You can change the reading order through accessibilityElementsbut I will show a different way. VoiceOver uses property accessibilityFrame, just by default it matches the regular frame. There are several solutions:

  1. Override control subclass and return a reduced value.
  2. Set the correct frame outside.
  3. Just adjust the frame so that it is flush with the inscription.

But it is important that this frame is in the coordinates of the screen. For simple conversion there is a function UIAccessibility.convertToScreenCoordinates.

It can be used to combine controls. For example, you need to combine the switcher and its signature, so the element will become larger, it will be easier to click on it, unnecessary duplication will go away.

override func layoutSubviews() {
        repeatSwitch.accessibilityLabel = repeatLabel.text
        repeatSwitch.accessibilityFrame = UIAccessibility.convertToScreenCoordinates(
                repeatSwitch.frame.union(repeatLabel.frame).insetBy(dx: -12, dy: -12),
                in: repeatSwitch.superview!)

I also made the focus bigger with .inset, so it’s more convenient to press.

Using a frame and AccessibilityContainer You can make graphs and tables available.

Summarize the main action

This is more about UX, but I’ll tell you anyway. A person with normal vision easily reads all the settings from the screen, but for this blind person, you need to manually sort through all the controls. You can facilitate the process and summarize all the changes in the Buy button.

For example, to get “Buy button. Add bacon, remove jalapenos. Price USD4“, You don’t need to write anything unusual in the code, just collect the line with added / removed:

accessibilityTraits = .button
accessibilityLabel = "Купить"
accessibilityValue = "Добавили бекон, убрали Халапеньо. Цена 434₽" 

And don’t forget to sign the download indicator

If after adding a product to the cart you briefly block the interface and download something, do not forget to make the download indicator available:

  1. Use the alert to focus on the indicator.
  2. Give the focus a name. For example, loading.
  3. Put accessibilityViewIsModal.
  4. Let me know when the download is finished.

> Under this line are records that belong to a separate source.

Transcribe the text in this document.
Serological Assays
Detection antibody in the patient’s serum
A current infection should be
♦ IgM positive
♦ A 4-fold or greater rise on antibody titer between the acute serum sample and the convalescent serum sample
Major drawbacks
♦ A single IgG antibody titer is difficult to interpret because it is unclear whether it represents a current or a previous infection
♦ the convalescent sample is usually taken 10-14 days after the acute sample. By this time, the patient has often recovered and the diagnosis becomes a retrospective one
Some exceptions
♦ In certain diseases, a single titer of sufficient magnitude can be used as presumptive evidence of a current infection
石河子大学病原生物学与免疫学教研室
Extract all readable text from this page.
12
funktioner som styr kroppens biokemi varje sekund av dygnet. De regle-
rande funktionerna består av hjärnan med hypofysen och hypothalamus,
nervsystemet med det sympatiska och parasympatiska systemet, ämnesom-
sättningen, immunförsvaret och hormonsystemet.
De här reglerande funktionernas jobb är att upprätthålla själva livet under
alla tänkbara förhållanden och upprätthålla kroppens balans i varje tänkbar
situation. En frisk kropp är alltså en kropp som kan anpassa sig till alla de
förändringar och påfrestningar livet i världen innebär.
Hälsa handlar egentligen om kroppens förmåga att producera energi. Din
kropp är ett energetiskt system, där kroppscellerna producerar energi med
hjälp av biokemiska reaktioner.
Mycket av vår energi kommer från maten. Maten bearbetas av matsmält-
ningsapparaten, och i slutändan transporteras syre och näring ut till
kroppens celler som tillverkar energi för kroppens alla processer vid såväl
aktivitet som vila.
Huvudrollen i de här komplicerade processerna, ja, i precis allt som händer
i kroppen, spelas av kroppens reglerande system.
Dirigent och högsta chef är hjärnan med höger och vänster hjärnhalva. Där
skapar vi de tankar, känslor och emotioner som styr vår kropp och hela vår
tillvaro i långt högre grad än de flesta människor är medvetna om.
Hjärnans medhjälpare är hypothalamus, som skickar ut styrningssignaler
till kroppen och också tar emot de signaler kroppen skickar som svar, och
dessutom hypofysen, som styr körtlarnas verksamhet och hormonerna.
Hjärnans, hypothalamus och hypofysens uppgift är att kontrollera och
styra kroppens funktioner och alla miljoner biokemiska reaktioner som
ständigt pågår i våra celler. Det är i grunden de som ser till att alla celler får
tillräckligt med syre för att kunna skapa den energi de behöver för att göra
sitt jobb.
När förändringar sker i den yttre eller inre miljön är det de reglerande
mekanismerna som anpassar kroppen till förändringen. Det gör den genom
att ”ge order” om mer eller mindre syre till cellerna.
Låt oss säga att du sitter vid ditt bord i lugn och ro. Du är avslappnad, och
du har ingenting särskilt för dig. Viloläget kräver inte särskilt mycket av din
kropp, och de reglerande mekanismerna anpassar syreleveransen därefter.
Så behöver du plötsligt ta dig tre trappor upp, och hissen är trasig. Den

If after loading you show a new screen, then VoiceOver will itself switch focus, so it will become clear that the download has ended. In more complicated cases, you can explicitly say this or even add vibration.

What does Apple do?

Interestingly, Safari works with this in iOS 13: during the page loading, it makes a click every second, and when the page is loaded it does * woop-dumb *. Alas, from the api side this is not yet available, we are waiting for iOS 14.

To adapt the screen, we used different approaches: we changed the order of the buttons, indicated the first element for focus, fixed the modal window, summarized the settings on the main button and worked on the convenience of the application. This knowledge is enough to adapt almost any application. Go ahead.